- Court: High Court of Australia
- Full case name: HOWARD RODNEY DARKAN APPELLANT AND THE QUEEN RESPONDENT
- Decided: 26 September 2007
- Citation: (2006) HCA 34

Case history
- Prior action: none
- Subsequent action: none

Court membership
- Judges sitting: Gleeson CJ, Gummow, Kirby, Heydon and Crennan JJ

Case opinions
- (4:1) Jury misdirected as to meaning of "probable consequence", but proviso applies

= Darkan v The Queen =

Judgement of the High Court of Australia

 Darkan v R (2006) HCA 34 is a High Court of Australia case concerning the meaning of "probable consequence" as used in ss8 and 9 of the Criminal Code of Queensland.

The three appellants were tried and convicted of the murder of Kalman John Toth, the second appellant's de facto husband. A dispute arose between the second appellant and the deceased. The second appellant recruited three men to do him harm: the other two appellants and Bowen, who appeared as a witness for the prosecution.

The three men assaulted the deceased in a park in Mareeba, injuring him so severely as to cause his death. The prosecution case was put in three ways, one of which was that the offence was committed in the prosecution of a common purpose per s8 of the Code.

== Decision ==

The appeal concerned the instructions given to the jury about the meaning of "probable consequence" as used in s8 of the Code. The trial judge's summing up followed R v Hind and Harwood in directing the jury that "probable consequence" was satisfied if there was a real or substantial possibility or chance.

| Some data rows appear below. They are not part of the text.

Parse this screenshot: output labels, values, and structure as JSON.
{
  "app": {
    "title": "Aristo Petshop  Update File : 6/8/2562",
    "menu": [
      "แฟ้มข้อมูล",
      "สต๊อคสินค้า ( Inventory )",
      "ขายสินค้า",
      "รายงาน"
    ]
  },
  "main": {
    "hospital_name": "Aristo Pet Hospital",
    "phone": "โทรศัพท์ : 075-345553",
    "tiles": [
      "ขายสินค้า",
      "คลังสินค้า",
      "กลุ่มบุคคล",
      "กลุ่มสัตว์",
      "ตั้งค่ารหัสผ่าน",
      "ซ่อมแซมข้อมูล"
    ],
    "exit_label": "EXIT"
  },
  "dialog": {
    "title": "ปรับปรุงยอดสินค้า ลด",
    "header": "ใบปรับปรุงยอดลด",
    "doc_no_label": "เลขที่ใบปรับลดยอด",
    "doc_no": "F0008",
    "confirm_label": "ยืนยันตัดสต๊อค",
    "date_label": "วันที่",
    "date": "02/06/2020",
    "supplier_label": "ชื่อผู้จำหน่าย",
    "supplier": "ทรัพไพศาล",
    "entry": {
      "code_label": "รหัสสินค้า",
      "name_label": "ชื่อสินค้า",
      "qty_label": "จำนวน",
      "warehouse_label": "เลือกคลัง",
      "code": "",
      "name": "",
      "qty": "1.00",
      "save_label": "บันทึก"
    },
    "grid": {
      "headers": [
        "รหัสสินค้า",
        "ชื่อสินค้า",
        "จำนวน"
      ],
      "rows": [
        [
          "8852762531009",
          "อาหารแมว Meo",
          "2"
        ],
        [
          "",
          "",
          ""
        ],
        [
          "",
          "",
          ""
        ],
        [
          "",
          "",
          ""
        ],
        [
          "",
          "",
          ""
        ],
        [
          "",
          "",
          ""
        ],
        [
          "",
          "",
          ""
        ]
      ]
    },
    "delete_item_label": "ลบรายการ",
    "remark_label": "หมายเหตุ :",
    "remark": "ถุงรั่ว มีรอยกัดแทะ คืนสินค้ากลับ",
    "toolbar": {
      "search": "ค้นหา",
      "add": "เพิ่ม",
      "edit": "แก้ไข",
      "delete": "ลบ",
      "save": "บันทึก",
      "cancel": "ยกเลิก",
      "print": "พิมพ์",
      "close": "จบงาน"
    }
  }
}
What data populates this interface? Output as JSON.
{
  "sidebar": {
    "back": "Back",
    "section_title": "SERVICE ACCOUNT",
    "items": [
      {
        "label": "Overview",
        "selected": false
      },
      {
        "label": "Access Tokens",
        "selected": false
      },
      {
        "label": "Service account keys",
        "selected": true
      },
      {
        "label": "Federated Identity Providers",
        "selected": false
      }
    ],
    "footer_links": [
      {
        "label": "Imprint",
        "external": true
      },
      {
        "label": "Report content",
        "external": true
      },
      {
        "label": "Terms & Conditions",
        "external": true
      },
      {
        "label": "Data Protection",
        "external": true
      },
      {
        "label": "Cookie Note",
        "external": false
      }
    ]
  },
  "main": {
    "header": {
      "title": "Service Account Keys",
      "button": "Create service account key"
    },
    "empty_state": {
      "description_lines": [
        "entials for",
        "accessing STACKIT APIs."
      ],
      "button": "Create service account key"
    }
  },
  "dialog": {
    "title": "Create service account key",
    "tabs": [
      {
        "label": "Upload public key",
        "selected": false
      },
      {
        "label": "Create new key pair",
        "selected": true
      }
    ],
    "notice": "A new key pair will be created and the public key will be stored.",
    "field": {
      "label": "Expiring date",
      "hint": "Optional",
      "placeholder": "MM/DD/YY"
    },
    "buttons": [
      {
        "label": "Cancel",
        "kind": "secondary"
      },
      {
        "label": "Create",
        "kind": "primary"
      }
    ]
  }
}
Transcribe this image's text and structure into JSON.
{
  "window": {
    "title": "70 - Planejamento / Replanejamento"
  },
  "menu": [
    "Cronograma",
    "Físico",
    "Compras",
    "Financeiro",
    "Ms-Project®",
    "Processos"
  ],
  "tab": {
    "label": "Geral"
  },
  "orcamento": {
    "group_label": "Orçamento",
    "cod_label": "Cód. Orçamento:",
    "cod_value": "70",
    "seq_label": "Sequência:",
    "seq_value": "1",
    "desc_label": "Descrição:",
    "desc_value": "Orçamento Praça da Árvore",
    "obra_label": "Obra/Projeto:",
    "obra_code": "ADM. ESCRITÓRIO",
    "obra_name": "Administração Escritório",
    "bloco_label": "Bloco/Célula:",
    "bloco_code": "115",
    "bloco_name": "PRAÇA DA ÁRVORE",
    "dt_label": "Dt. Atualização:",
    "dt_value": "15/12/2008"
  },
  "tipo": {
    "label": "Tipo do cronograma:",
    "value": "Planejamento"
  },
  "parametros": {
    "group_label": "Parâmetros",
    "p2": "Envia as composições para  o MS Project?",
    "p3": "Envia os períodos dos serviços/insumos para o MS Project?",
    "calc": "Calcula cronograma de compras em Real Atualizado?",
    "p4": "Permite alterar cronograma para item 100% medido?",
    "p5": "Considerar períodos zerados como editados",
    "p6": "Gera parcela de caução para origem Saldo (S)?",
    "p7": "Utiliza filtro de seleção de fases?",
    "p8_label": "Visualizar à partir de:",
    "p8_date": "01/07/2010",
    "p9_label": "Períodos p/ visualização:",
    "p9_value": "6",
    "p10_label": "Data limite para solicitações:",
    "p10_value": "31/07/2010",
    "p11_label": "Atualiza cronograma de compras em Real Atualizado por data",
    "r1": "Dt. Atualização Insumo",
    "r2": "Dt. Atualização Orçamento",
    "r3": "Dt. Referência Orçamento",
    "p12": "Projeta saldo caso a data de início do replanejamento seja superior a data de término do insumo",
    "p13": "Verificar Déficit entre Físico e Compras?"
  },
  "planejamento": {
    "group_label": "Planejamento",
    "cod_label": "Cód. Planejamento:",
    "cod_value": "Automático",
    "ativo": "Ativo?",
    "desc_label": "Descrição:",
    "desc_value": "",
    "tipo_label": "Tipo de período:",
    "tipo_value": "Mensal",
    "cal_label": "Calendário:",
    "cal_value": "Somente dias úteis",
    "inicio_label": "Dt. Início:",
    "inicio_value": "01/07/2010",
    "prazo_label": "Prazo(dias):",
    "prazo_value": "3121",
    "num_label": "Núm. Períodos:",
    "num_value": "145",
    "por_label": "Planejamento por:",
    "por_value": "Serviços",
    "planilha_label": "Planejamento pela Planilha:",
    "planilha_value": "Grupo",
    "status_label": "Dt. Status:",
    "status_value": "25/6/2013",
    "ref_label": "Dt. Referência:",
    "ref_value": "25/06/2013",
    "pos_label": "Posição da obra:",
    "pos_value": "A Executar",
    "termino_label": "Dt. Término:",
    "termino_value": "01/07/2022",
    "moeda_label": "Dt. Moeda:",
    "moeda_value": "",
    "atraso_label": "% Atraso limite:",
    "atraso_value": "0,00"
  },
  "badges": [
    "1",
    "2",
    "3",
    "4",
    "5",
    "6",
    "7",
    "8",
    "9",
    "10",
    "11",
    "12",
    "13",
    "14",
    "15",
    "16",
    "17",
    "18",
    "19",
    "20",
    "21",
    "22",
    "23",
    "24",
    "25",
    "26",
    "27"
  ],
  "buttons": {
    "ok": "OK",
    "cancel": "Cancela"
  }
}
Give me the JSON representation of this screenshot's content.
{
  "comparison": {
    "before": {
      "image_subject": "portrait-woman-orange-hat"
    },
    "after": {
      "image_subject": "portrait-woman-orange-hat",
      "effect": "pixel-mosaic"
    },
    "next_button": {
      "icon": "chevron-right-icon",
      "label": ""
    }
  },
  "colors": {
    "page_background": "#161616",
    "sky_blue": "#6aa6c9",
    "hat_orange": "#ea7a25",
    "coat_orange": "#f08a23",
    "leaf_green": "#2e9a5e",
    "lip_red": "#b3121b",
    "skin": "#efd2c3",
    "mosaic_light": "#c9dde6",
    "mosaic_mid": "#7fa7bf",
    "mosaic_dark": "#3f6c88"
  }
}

The High Court rejected this reasoning, instead holding that "The expression "a probable consequence" means that the occurrence of the consequence need not be more probable than not, but must be probable as distinct from possible. It must be probable in the sense that it could well happen."

They therefore concluded that the trial judged erred in his instructions to the jury.

They did not uphold the appeal, however, because they held (Kirby J dissenting on this point) that the proviso that no substantial miscarriage of justice had occurred applied in this case.